O halde bencillik, kendine tapınma, kendiyle barışık olmama, mazoşist veya sadist davranışlar, depresyon, stres, bunalım gibi sorunların temeli olan bu “yaşam tarzı” üzerinde çok ama çok derin düşünmek gerekiyor. 
Düşünmek derken, hepimiz biliyoruz ki bu yaşam tarzı bizi düşünmekten de alıkoymakta. 
"Hayatımızı yaşamıyoruz, yalnızca izliyoruz" diyen Herbert Marcuse haksız değildi. "Düşünce" de öldü. Artık akıllı telefonlar var, akılları iptal eden.

***
Meta fetişizmi, insanlığı eritiyor.

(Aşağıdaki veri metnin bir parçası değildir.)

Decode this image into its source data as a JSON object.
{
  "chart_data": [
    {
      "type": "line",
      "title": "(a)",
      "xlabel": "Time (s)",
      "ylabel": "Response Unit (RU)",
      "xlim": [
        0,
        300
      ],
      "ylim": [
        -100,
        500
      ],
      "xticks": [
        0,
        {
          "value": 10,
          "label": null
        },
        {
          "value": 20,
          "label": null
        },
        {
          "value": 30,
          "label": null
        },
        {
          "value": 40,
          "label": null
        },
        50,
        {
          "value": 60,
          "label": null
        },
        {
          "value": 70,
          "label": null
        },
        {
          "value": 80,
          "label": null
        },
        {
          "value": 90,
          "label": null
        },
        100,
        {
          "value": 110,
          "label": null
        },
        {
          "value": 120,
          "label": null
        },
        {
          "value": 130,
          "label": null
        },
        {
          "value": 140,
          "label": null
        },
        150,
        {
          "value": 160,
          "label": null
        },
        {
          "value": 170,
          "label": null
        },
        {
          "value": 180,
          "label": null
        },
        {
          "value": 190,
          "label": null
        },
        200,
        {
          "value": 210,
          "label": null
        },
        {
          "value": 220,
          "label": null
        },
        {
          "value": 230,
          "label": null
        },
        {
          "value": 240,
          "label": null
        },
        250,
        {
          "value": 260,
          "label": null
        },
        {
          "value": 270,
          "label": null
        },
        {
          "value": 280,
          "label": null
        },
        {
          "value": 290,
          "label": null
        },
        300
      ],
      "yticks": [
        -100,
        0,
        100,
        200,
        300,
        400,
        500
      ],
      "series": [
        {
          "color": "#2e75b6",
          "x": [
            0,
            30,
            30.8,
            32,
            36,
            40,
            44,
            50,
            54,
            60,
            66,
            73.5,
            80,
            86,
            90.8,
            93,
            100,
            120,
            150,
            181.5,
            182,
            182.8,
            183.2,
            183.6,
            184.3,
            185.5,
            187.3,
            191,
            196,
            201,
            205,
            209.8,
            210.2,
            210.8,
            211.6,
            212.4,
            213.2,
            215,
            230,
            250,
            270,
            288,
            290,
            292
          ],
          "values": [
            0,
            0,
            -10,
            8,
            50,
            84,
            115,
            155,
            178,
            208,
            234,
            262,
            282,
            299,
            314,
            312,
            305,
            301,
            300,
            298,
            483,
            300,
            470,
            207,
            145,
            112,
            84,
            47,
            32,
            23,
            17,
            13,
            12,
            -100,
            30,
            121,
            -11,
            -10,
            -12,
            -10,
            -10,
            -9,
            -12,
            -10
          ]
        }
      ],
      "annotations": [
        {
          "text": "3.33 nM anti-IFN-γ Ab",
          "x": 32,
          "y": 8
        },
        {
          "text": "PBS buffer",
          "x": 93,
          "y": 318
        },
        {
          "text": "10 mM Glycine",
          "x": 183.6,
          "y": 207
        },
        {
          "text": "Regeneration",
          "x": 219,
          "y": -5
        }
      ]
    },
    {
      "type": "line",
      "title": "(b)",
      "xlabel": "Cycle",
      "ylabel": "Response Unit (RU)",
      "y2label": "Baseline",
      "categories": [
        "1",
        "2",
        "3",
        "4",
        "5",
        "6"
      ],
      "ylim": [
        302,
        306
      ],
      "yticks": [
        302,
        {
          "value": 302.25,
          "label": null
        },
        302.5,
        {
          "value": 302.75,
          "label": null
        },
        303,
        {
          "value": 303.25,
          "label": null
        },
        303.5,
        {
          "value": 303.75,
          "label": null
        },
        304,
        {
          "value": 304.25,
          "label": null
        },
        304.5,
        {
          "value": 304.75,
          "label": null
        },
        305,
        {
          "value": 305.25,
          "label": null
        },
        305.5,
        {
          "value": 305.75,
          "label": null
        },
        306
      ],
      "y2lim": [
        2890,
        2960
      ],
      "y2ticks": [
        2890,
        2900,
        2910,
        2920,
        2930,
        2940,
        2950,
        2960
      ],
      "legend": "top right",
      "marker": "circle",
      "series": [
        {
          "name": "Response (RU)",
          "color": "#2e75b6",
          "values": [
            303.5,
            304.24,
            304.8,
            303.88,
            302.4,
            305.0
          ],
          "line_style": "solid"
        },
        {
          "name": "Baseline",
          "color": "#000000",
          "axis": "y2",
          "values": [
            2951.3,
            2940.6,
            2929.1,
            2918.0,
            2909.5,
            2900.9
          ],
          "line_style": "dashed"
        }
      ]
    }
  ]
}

Çok bilinen bir değerlendirmeyle tamamlayalım bu kısa yazıyı: 

Dünyanın nüfusu arttıkça, insan sayısında ciddi azalma gözleniyor. 
İnsan sayısı azaldıkça hem dünyanın doğal yapısı ve yaşam alanları bozuluyor, hem de "masumiyet" diye bir şey kalmıyor. 

Bu kısacık yazıyı Oğuz Atay'ın "Bir Bilim Adamının Romanı-Mustafa İnan"daki o güzel cümleyle bitireyim: 
DÜŞÜNMEK ZORDU, DÜŞÜNMEK BÜYÜK BİR ENERJİ GEREKTİRİYORDU...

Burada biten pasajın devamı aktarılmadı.